In response, the DOL’s proposed rule creates a new ERISA “safe harbor” for state-sponsored IRAs. That is, the proposed rule sets forth certain parameters under which states may sponsor IRAs without the DOL considering the programs to be employee pension benefit plans under ERISA. While the DOL has not promised that its proposed rule will ward off all claims of ERISA preemption, the intent is to build a case for deference in favor of the DOL’s rules should the principles be tested in the courts.

The safe harbor, among other features, would permit workplace access and automatic enrollment in state-sponsored IRAs, thereby overcoming what the GAO suggests are two major obstacles to getting workers to start saving for retirement. The GAO’s September report states that combining automatic enrollment features with financial incentives has helped increase worker participation in other countries and automatic enrollment is a fundamental component of several state initiatives. The US Treasury and the DOL have supported automatic enrollment for ERISA plans in the private sector for at least a decade, and it has become popular wisdom in the retirement plan community that inertia will keep automatically enrolled employees saving and promote policy goals to close the retirement savings gap.

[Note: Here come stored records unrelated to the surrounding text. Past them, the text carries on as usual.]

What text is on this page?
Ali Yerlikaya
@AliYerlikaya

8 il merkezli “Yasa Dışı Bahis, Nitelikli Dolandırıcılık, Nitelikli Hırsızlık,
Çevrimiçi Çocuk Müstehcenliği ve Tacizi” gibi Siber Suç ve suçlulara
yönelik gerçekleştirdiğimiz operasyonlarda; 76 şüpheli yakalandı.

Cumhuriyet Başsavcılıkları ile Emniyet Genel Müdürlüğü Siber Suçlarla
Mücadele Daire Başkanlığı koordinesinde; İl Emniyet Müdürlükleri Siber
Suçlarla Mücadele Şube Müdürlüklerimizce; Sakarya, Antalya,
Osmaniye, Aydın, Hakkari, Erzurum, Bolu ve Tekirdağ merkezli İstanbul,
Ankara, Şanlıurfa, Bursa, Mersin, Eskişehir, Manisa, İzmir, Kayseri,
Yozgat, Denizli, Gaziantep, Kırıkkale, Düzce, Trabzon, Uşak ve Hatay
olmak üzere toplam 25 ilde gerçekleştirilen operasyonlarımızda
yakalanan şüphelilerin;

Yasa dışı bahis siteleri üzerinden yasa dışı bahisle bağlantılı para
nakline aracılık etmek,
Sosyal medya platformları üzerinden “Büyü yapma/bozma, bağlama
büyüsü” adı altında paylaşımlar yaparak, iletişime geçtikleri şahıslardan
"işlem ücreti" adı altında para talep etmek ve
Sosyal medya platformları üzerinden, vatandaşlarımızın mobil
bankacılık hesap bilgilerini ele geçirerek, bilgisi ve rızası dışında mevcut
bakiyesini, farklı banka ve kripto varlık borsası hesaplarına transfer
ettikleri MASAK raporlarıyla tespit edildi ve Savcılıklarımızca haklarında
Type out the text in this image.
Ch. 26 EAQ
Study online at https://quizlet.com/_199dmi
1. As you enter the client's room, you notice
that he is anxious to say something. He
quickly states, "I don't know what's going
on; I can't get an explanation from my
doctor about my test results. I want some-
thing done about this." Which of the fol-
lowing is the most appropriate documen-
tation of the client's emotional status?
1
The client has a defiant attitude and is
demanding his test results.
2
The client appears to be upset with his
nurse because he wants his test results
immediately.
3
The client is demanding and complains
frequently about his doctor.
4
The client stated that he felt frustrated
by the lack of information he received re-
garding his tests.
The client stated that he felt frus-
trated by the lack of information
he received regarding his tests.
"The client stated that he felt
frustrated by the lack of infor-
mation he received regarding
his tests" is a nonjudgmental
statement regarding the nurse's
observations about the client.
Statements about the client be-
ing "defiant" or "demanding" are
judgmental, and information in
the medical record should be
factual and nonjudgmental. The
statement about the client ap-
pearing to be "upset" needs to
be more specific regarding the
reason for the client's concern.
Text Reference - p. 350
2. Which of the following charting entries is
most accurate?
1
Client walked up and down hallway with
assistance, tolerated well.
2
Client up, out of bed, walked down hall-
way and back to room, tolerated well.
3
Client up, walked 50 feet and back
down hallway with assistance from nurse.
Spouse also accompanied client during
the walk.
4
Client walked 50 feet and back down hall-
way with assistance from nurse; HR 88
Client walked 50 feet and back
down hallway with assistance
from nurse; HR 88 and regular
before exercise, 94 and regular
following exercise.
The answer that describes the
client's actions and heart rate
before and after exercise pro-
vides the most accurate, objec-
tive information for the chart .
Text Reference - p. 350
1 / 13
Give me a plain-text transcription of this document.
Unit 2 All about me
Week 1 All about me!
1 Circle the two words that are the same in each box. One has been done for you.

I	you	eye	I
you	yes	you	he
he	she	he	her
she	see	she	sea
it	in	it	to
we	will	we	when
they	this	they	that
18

As contrasted with ERISA plans, in order for state-sponsored IRAs to receive the safe harbor benefits of the proposed rules, they cannot allow for employer-matching or profit-sharing contributions, and employer participation in general is strictly limited. The proposed rules add other requirements and conditions as well, including that a state must ensure the “security” of its state-sponsored program, which has raised questions (and will likely give rise to comments) from state programs and providers seeking clarification or revisions.

The deadline for comments on the proposed rules is January 19, 2016.